You must take it all with you, at that time; if you wish to inspect or snack on the contents of you box take it to your vehicle or the seating area of the store.
This week's delivery is happening on Sunday, THIS IS ONLY FOR THE FIRST WEEK! We are out of town until saturday night.

The first week's delivery will contain the following:

Strawberries (we hope)

Salad Mix or Baby Lettuce
Baby Chard
Baby Collards and

Spring Onions

Of course this may change slightly before actual delivery. Everything is garanteed to be uber-fresh this week; it will all be picked and pack the same morning it is delivered.
Mulberries are a tree fruit resembling blackberries and grow on trees (not bushes). They are rarely seen in stores or markets because of their enormous water content. due to the fact that they contain water, sugar and little else thay begin to decay almost instantly. Eat your Mulberries the very first day. They may already be losing their structure by the time you see them. But they make excellent topping for yogurt or ice cream or smear them as jam on toast tomorrow morning.
Rapini is a leafy brassica, related to broccoli. Steam or saute lightly. Do not overcook, it is already a tender vegetable.
Both Collards and Chard are better know in their adult form, but as younger tender greens, they do not require cooking to be enjoyed. You can use they as a heartier addition to a salad. Yet they are still excellent steamed or sauted as you normally would use the full-grown versions. Watch-out they will cook very quickly.
Eating this weeks selections is going to give you a very nutirent rich diet. Food this fresh is rarely available unless you growing it yourself; and these selections are nutritional powerhouses.
HEY, if there is anything that were are sending you that love, hate or simply cannot have, drop us a line. I will try to accommodate dietary needs if you have them, and help you with recipe ideas if you need.

Let's introduce ourselves

Hello and welcome to our first blog posting here at Kicking Mule Farm. We are located in SW MN, between Redwood Falls and Marshall in a small town called Lucan. Lucan has gained a small amount of notoriety lately as a result of a very wonderful brewery here, Brau Brothers.

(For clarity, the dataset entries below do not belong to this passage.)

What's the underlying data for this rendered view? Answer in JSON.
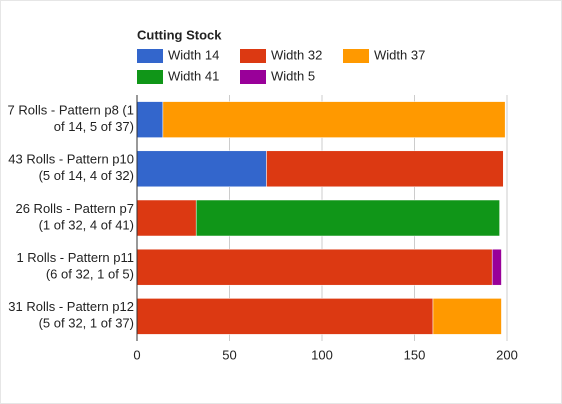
{
  "chart_data": {
    "type": "stacked-bar-horizontal",
    "title": "Cutting Stock",
    "categories": [
      "7 Rolls - Pattern p8 (1 of 14, 5 of 37)",
      "43 Rolls - Pattern p10 (5 of 14, 4 of 32)",
      "26 Rolls - Pattern p7 (1 of 32, 4 of 41)",
      "1 Rolls - Pattern p11 (6 of 32, 1 of 5)",
      "31 Rolls - Pattern p12 (5 of 32, 1 of 37)"
    ],
    "series": [
      {
        "name": "Width 14",
        "color": "#3366cc",
        "values": [
          14,
          70,
          0,
          0,
          0
        ]
      },
      {
        "name": "Width 32",
        "color": "#dc3912",
        "values": [
          0,
          128,
          32,
          192,
          160
        ]
      },
      {
        "name": "Width 37",
        "color": "#ff9900",
        "values": [
          185,
          0,
          0,
          0,
          37
        ]
      },
      {
        "name": "Width 41",
        "color": "#109618",
        "values": [
          0,
          0,
          164,
          0,
          0
        ]
      },
      {
        "name": "Width 5",
        "color": "#990099",
        "values": [
          0,
          0,
          0,
          5,
          0
        ]
      }
    ],
    "xlim": [
      0,
      200
    ],
    "xticks": [
      0,
      50,
      100,
      150,
      200
    ],
    "grid": true
  }
}
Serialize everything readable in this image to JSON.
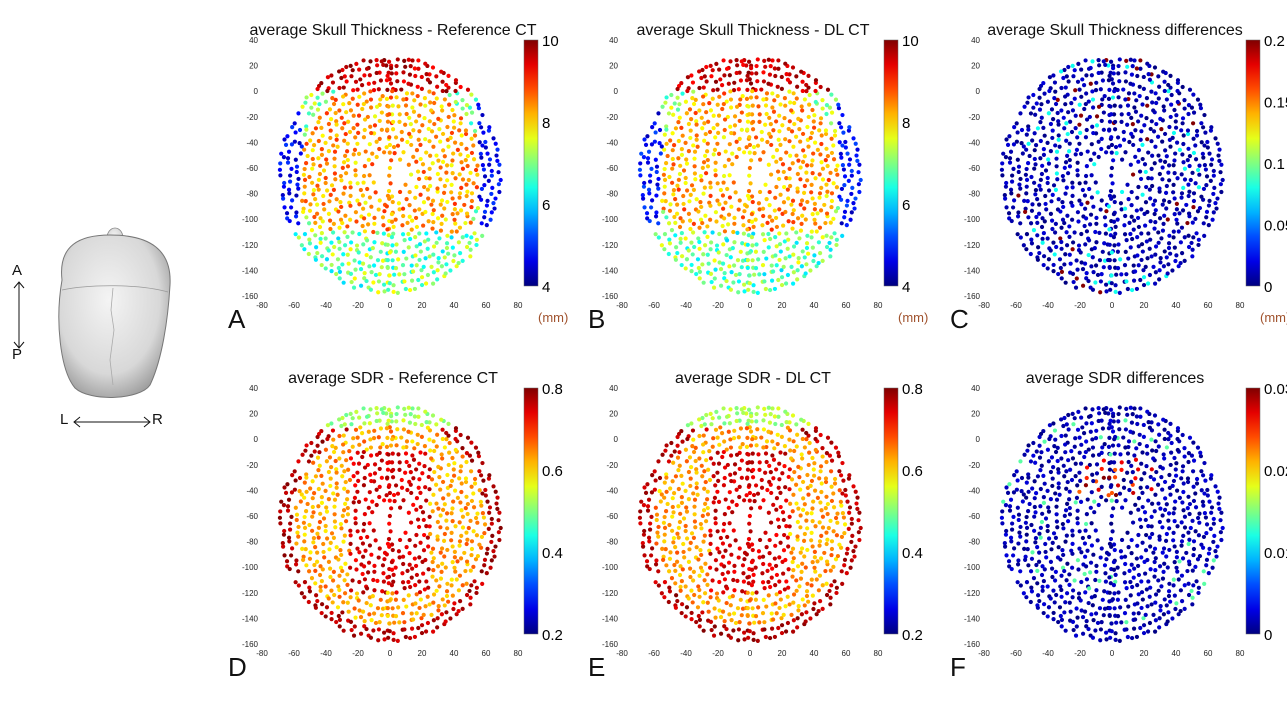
{
  "orientation": {
    "ap_top": "A",
    "ap_bottom": "P",
    "lr_left": "L",
    "lr_right": "R"
  },
  "chart_data": [
    {
      "id": "A",
      "type": "scatter",
      "title": "average Skull Thickness - Reference CT",
      "panel_letter": "A",
      "unit": "(mm)",
      "cmap_range": [
        4,
        10
      ],
      "colorbar_ticks": [
        "10",
        "8",
        "6",
        "4"
      ],
      "xlim": [
        -80,
        80
      ],
      "ylim": [
        -160,
        40
      ],
      "xticks": [
        "-80",
        "-60",
        "-40",
        "-20",
        "0",
        "20",
        "40",
        "60",
        "80"
      ],
      "yticks": [
        "40",
        "20",
        "0",
        "-20",
        "-40",
        "-60",
        "-80",
        "-100",
        "-120",
        "-140",
        "-160"
      ],
      "pattern": "thickness"
    },
    {
      "id": "B",
      "type": "scatter",
      "title": "average Skull Thickness - DL CT",
      "panel_letter": "B",
      "unit": "(mm)",
      "cmap_range": [
        4,
        10
      ],
      "colorbar_ticks": [
        "10",
        "8",
        "6",
        "4"
      ],
      "xlim": [
        -80,
        80
      ],
      "ylim": [
        -160,
        40
      ],
      "xticks": [
        "-80",
        "-60",
        "-40",
        "-20",
        "0",
        "20",
        "40",
        "60",
        "80"
      ],
      "yticks": [
        "40",
        "20",
        "0",
        "-20",
        "-40",
        "-60",
        "-80",
        "-100",
        "-120",
        "-140",
        "-160"
      ],
      "pattern": "thickness"
    },
    {
      "id": "C",
      "type": "scatter",
      "title": "average Skull Thickness differences",
      "panel_letter": "C",
      "unit": "(mm)",
      "cmap_range": [
        0,
        0.2
      ],
      "colorbar_ticks": [
        "0.2",
        "0.15",
        "0.1",
        "0.05",
        "0"
      ],
      "xlim": [
        -80,
        80
      ],
      "ylim": [
        -160,
        40
      ],
      "xticks": [
        "-80",
        "-60",
        "-40",
        "-20",
        "0",
        "20",
        "40",
        "60",
        "80"
      ],
      "yticks": [
        "40",
        "20",
        "0",
        "-20",
        "-40",
        "-60",
        "-80",
        "-100",
        "-120",
        "-140",
        "-160"
      ],
      "pattern": "diff_thickness"
    },
    {
      "id": "D",
      "type": "scatter",
      "title": "average SDR - Reference CT",
      "panel_letter": "D",
      "unit": "",
      "cmap_range": [
        0.2,
        0.8
      ],
      "colorbar_ticks": [
        "0.8",
        "0.6",
        "0.4",
        "0.2"
      ],
      "xlim": [
        -80,
        80
      ],
      "ylim": [
        -160,
        40
      ],
      "xticks": [
        "-80",
        "-60",
        "-40",
        "-20",
        "0",
        "20",
        "40",
        "60",
        "80"
      ],
      "yticks": [
        "40",
        "20",
        "0",
        "-20",
        "-40",
        "-60",
        "-80",
        "-100",
        "-120",
        "-140",
        "-160"
      ],
      "pattern": "sdr"
    },
    {
      "id": "E",
      "type": "scatter",
      "title": "average SDR - DL CT",
      "panel_letter": "E",
      "unit": "",
      "cmap_range": [
        0.2,
        0.8
      ],
      "colorbar_ticks": [
        "0.8",
        "0.6",
        "0.4",
        "0.2"
      ],
      "xlim": [
        -80,
        80
      ],
      "ylim": [
        -160,
        40
      ],
      "xticks": [
        "-80",
        "-60",
        "-40",
        "-20",
        "0",
        "20",
        "40",
        "60",
        "80"
      ],
      "yticks": [
        "40",
        "20",
        "0",
        "-20",
        "-40",
        "-60",
        "-80",
        "-100",
        "-120",
        "-140",
        "-160"
      ],
      "pattern": "sdr"
    },
    {
      "id": "F",
      "type": "scatter",
      "title": "average SDR differences",
      "panel_letter": "F",
      "unit": "",
      "cmap_range": [
        0,
        0.03
      ],
      "colorbar_ticks": [
        "0.03",
        "0.02",
        "0.01",
        "0"
      ],
      "xlim": [
        -80,
        80
      ],
      "ylim": [
        -160,
        40
      ],
      "xticks": [
        "-80",
        "-60",
        "-40",
        "-20",
        "0",
        "20",
        "40",
        "60",
        "80"
      ],
      "yticks": [
        "40",
        "20",
        "0",
        "-20",
        "-40",
        "-60",
        "-80",
        "-100",
        "-120",
        "-140",
        "-160"
      ],
      "pattern": "diff_sdr"
    }
  ]
}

Our farm is owned by Stephen Suss and Molly Christopher. We have two children as well, Miles and Frances. We moved here last year from Minneapolis, MN. We spent our first year fixing up the house and the outbuildings, now we are beginning to add some farming into the mix.

So where did our name come from, anyway? Here at Kicking Mule, we like to make lemonade from lemons. Shortly after moving here last fall, we brought our mule, Blackie, to join us on the farm. Shortly after that, our daughter Frances had a bit of a run in with him. Let's just say we came to understand that mules can and do indeed kick.

You can anticipate finding regular contributions from me and Steve, ranging from what is growing in the garden to what is going on with our buildings. Stay awhile and check it out as we offer you a glimpse of our dreams, failures, and accomplishments.